In fact the conversion is a little more complicated.
string s2 = "\u94b1";
is in fact the equivalent of:
char cs2 = { 0xe9, 0x92, 0xb1, 0}; string s2 = cs2;
That means that you are initializing it the the 3 characters that compose the UTF8 representation of 钱 - you char just examine s2.c_str()
to make sure of that.
So to process the 6 raw characters '\', 'u', '9', '4', 'b', '1', you must first extract the wchar_t from string s1 = "\\u94b1";
(what you get when you read it).
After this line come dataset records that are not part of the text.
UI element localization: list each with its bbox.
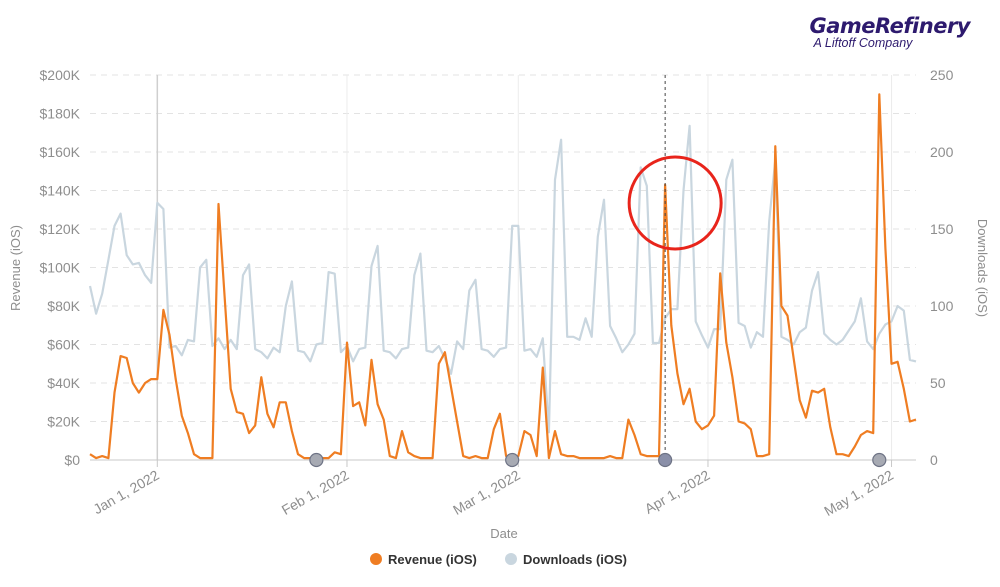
x-tick-label: May 1, 2022	[821, 467, 896, 519]
event-marker[interactable]	[872, 452, 887, 468]
y-left-tick-label: $0	[64, 452, 80, 468]
series-lines	[88, 93, 917, 460]
y-left-tick-label: $200K	[40, 67, 81, 83]
brand-logo: GameRefinery A Liftoff Company	[809, 14, 971, 50]
x-axis-ticks: Jan 1, 2022 Feb 1, 2022 Mar 1, 2022 Apr 1, …	[90, 460, 896, 519]
y-left-tick-label: $60K	[47, 337, 80, 353]
event-marker[interactable]	[309, 452, 324, 468]
y-right-tick-label: 100	[930, 298, 954, 314]
y-left-tick-label: $100K	[40, 260, 81, 276]
y-right-tick-label: 50	[930, 375, 946, 391]
legend-swatch-downloads	[505, 553, 517, 565]
y-left-tick-label: $20K	[47, 414, 80, 430]
y-left-tick-label: $180K	[40, 106, 81, 122]
y-right-tick-label: 250	[930, 67, 954, 83]
legend: Revenue (iOS) Downloads (iOS)	[370, 552, 627, 567]
y-axis-left-ticks: $0 $20K $40K $60K $80K $100K $120K $140K $160K $1…	[40, 67, 81, 468]
y-axis-right-label: Downloads (iOS)	[975, 219, 990, 317]
y-left-tick-label: $140K	[40, 183, 81, 199]
legend-label-downloads: Downloads (iOS)	[523, 552, 627, 567]
x-tick-label: Jan 1, 2022	[90, 467, 162, 518]
x-tick-label: Apr 1, 2022	[642, 467, 713, 517]
legend-item-revenue[interactable]: Revenue (iOS)	[370, 552, 477, 567]
revenue-series-line	[89, 93, 917, 460]
y-axis-left-label: Revenue (iOS)	[8, 225, 23, 311]
x-tick-label: Mar 1, 2022	[450, 467, 523, 518]
y-right-tick-label: 200	[930, 144, 954, 160]
brand-tagline: A Liftoff Company	[813, 36, 913, 50]
highlight-circle	[627, 155, 723, 251]
event-marker[interactable]	[505, 452, 520, 468]
x-tick-label: Feb 1, 2022	[279, 467, 352, 518]
y-left-tick-label: $40K	[47, 375, 80, 391]
y-left-tick-label: $80K	[47, 298, 80, 314]
y-axis-right-ticks: 0 50 100 150 200 250	[930, 67, 954, 468]
x-axis-label: Date	[490, 526, 517, 541]
event-markers	[309, 452, 887, 468]
grid-lines	[90, 74, 916, 422]
y-left-tick-label: $160K	[40, 144, 81, 160]
legend-swatch-revenue	[370, 553, 382, 565]
vertical-date-lines	[156, 75, 893, 460]
y-right-tick-label: 0	[930, 452, 938, 468]
legend-item-downloads[interactable]: Downloads (iOS)	[505, 552, 627, 567]
y-right-tick-label: 150	[930, 221, 954, 237]
brand-name: GameRefinery	[809, 14, 971, 38]
legend-label-revenue: Revenue (iOS)	[388, 552, 477, 567]
event-marker[interactable]	[658, 452, 673, 468]
y-left-tick-label: $120K	[40, 221, 81, 237]
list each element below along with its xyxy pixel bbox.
It is easy, just skip the two first characters and read it as hexadecimal:
unsigned int ui;
std::istringstream is(s1.c_str() + 2);
is >> hex >> ui;
ui
is now 0x94b1
.
Now provided you have a C++11 compliant system, you can convert it with std::convert_utf8
:
wchar_t wc = ui;
std::codecvt_utf8<wchar_t> conv;
const wchar_t *wnext;
char *next;
char cbuf[4] = {0}; // initialize the buffer to 0 to have a terminating null
std::mbstate_t state;
conv.out(state, &wc, &wc + 1, wnext, cbuf, cbuf+4, next);
cbuf
contains now the 3 characters representing 钱 in utf8 and a terminating null, and you finaly can do:
string s3 = cbuf;
cout << s3 << endl;